Calling the pact a step toward the “consumerization of the textbook market,” Kno, an educational software company that creates interactive digital textbooks for the iPad, is moving into the K-12 school market after announcing an agreement with Houghton Mifflin Harcourt. Kno will produce digital K-12 textbooks for the elementary and secondary education market based on HMH textbooks compliant with common core standards. But rather than to be used by schools, the digital texts are aimed at parents and their children and can be rented for a year for $9.99. The e-texts will be available for the iPad and the Web immediately and on the Android and Windows 7 operating systems by the fall.

The agreement marks Kno’s expansion into the elementary and secondary school marketplace after a focus on developing multimedia textbooks for higher education. In an interview at the PW offices, Kno cofounder and CEO Osman Rashid said the textbooks will be offered in all subject areas covered by HMH texts such as science, English, and Spanish. The digital texts are being offered at a rental rate of $9.99 for a year after which they expire and cannot be used. The e-texts can be re-rented for an additional year if required. While Rashid said he did not have the exact figure of how many titles the deal will include, he said HMH K-12 programs offer books for all common core classes in K-12.

Kno textbooks are licensed from HMH and designed to look exactly like their print counterparts—including maintaining the original page structure.
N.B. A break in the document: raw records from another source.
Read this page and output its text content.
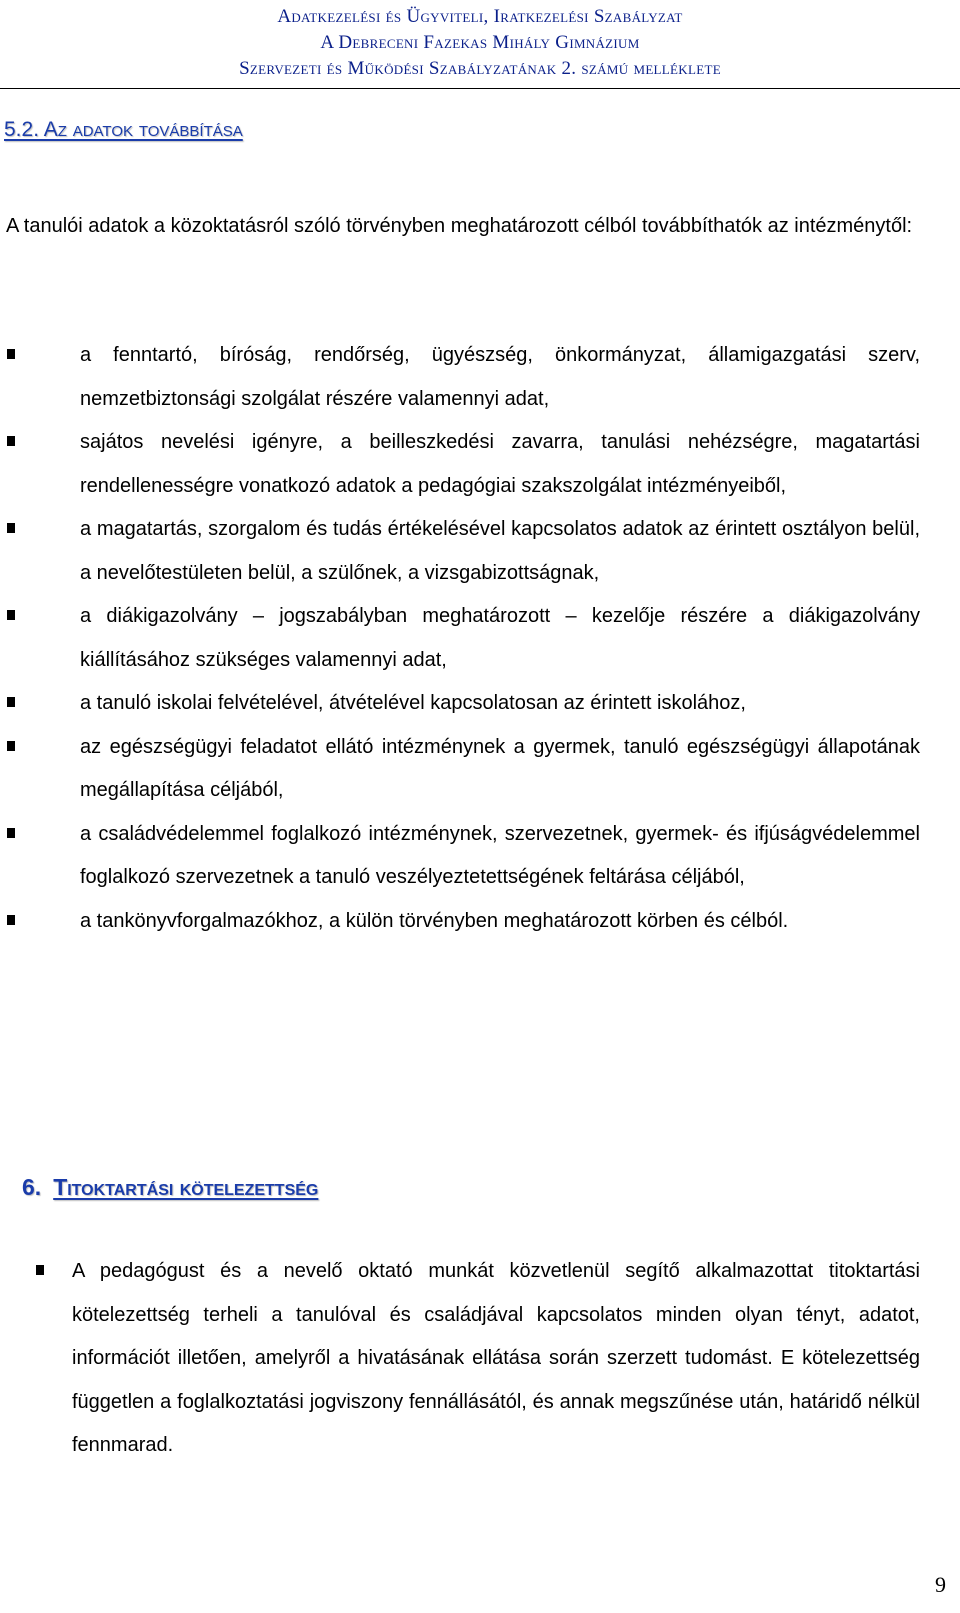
Adatkezelési és Ügyviteli, Iratkezelési Szabályzat
A Debreceni Fazekas Mihály Gimnázium
Szervezeti és Működési Szabályzatának 2. számú melléklete
5.2. Az adatok továbbítása
A tanulói adatok a közoktatásról szóló törvényben meghatározott célból továbbíthatók az intézménytől:
a fenntartó, bíróság, rendőrség, ügyészség, önkormányzat, államigazgatási szerv, nemzetbiztonsági szolgálat részére valamennyi adat,
sajátos nevelési igényre, a beilleszkedési zavarra, tanulási nehézségre, magatartási rendellenességre vonatkozó adatok a pedagógiai szakszolgálat intézményeiből,
a magatartás, szorgalom és tudás értékelésével kapcsolatos adatok az érintett osztályon belül, a nevelőtestületen belül, a szülőnek, a vizsgabizottságnak,
a diákigazolvány – jogszabályban meghatározott – kezelője részére a diákigazolvány kiállításához szükséges valamennyi adat,
a tanuló iskolai felvételével, átvételével kapcsolatosan az érintett iskolához,
az egészségügyi feladatot ellátó intézménynek a gyermek, tanuló egészségügyi állapotának megállapítása céljából,
a családvédelemmel foglalkozó intézménynek, szervezetnek, gyermek- és ifjúságvédelemmel foglalkozó szervezetnek a tanuló veszélyeztetettségének feltárása céljából,
a tankönyvforgalmazókhoz, a külön törvényben meghatározott körben és célból.
6. Titoktartási kötelezettség
A pedagógust és a nevelő oktató munkát közvetlenül segítő alkalmazottat titoktartási kötelezettség terheli a tanulóval és családjával kapcsolatos minden olyan tényt, adatot, információt illetően, amelyről a hivatásának ellátása során szerzett tudomást. E kötelezettség független a foglalkoztatási jogviszony fennállásától, és annak megszűnése után, határidő nélkül fennmarad.
9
But Kno specializes in adding an impressive array of multimedia and interactive functionality. Kno textbooks on science offer 3-D molecular models and interactive quizzes; full search functionality, easy to use highlighting and notes mode, handwriting recognition and a digital journal in each title that collects all of a student’s highlights and notes in a particular book into one easily accessible compilation. The book’s glossary also converts into a flashcard mode that provides an easy way to study terms and teachers can customize the texts by adding video and links to websites. Rashid emphasized that the Kno K-12 digital texts are aimed at consumers; now parents can purchase access to digital versions of the textbooks their kids use in school.
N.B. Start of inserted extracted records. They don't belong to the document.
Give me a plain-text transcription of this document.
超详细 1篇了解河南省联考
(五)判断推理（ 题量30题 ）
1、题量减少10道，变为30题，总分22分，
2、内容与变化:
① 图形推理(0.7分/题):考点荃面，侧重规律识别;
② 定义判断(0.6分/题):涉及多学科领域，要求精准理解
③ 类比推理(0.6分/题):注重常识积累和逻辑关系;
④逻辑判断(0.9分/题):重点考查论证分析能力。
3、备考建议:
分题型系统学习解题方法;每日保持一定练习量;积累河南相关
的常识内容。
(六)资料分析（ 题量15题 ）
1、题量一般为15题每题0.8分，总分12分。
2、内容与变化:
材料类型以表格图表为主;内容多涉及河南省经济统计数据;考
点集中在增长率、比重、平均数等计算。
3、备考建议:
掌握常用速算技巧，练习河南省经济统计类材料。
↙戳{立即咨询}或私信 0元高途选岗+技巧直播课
Tim Cannon, executive v-p of strategy and alliances at HMH, said “By offering digital access to enhanced K-12 content on the go and at home, this collaboration will empower parents to get more involved in their children’s education. We know parental involvement is an important factor in student achievement, and we’re proud to be the first content provider to bring Kno’s technology to the K-12 world.”

Rashid said Kno was not going to wait for school systems to begin buying digital texts, instead “while the schools are making plans, parents can go digital with the same content their kids use in school. It’s cheap. No more backpacks and the kids can leave the physical books at school and use digital books at home to work on their assignments.” Rashid called the deal the “consumerization of the textbook market,” and claimed that digital texts are more engaging to students and are designed to be more effective for teachers to use to assess student progress.

“Engaging material is the leading indicator of performance [in students],” according to Rasid, “not grades.” He said Kno content on laptops and mobile devices generates a stream of data (he also said the data was anonymous) that allows teachers to track the level of engagement to the materials. He also said the software will eliminate concerns over the ever-increasing weight of the texts young students are forced to lug around.

“For the price of a couple of Happy Meals,” Rashid said joking, “you can buy a digital textbook and stop your child from having to carry around a six pound book.”